The NUJ is calling for a Journalism Foundation to be set up to champion public service journalism, broker new funding channels and new models — including co-operatives and not-for-profits — of journalism. 

The union has also been monitoring the potential impact of surveillance technologies used in response to the Covid-19 challenge, guarding against a consequential impact on journalistic surveillance and targeting of whistleblowers.

One unforeseen consequence of the pandemic has been journalists finding themselves the targets of anti-lockdown protesters. 

Many of you will have seen the hounding of BBC journalist Nick Watts, but many more of our members have been exposed to abuse and threats of violence. This is all adding to a worsening safety situation for journalists. 
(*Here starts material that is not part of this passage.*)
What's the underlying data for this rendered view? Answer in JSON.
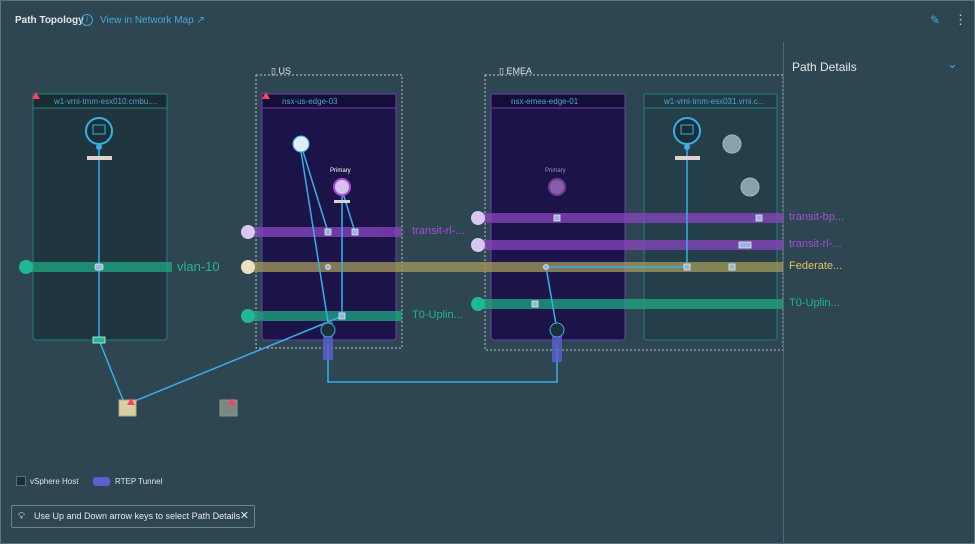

That’s why the NUJ supports proposals in a forthcoming broadcasting white paper to explore ways to set the same basic rules for video-on-demand services as traditional broadcasters, in terms of causing harm and offence, hatred and abuse, impartiality, accuracy, protection of under-18s and privacy. 

It is also why we are arguing that the tech giants need to take responsibility for the misinformation and bullying on their platforms.

I am proud of how members rose to the challenge, providing vital news and information in often difficult circumstances.

I am proud of the way the union, its officials, reps and members have pulled together to deal with the industrial consequences caused by Covid-19 and the effect on the wellbeing of members during the crisis. 

In times of trouble, people turn to their union and we had people joining as they saw their jobs and working conditions under threat. 

We’re still dealing with the effects of this crisis, but one thing certain is the case for a strong, independent and properly funded press that values journalists and journalism could not have been made stronger.

Michelle Stanistreet is general secretary of the NUJ.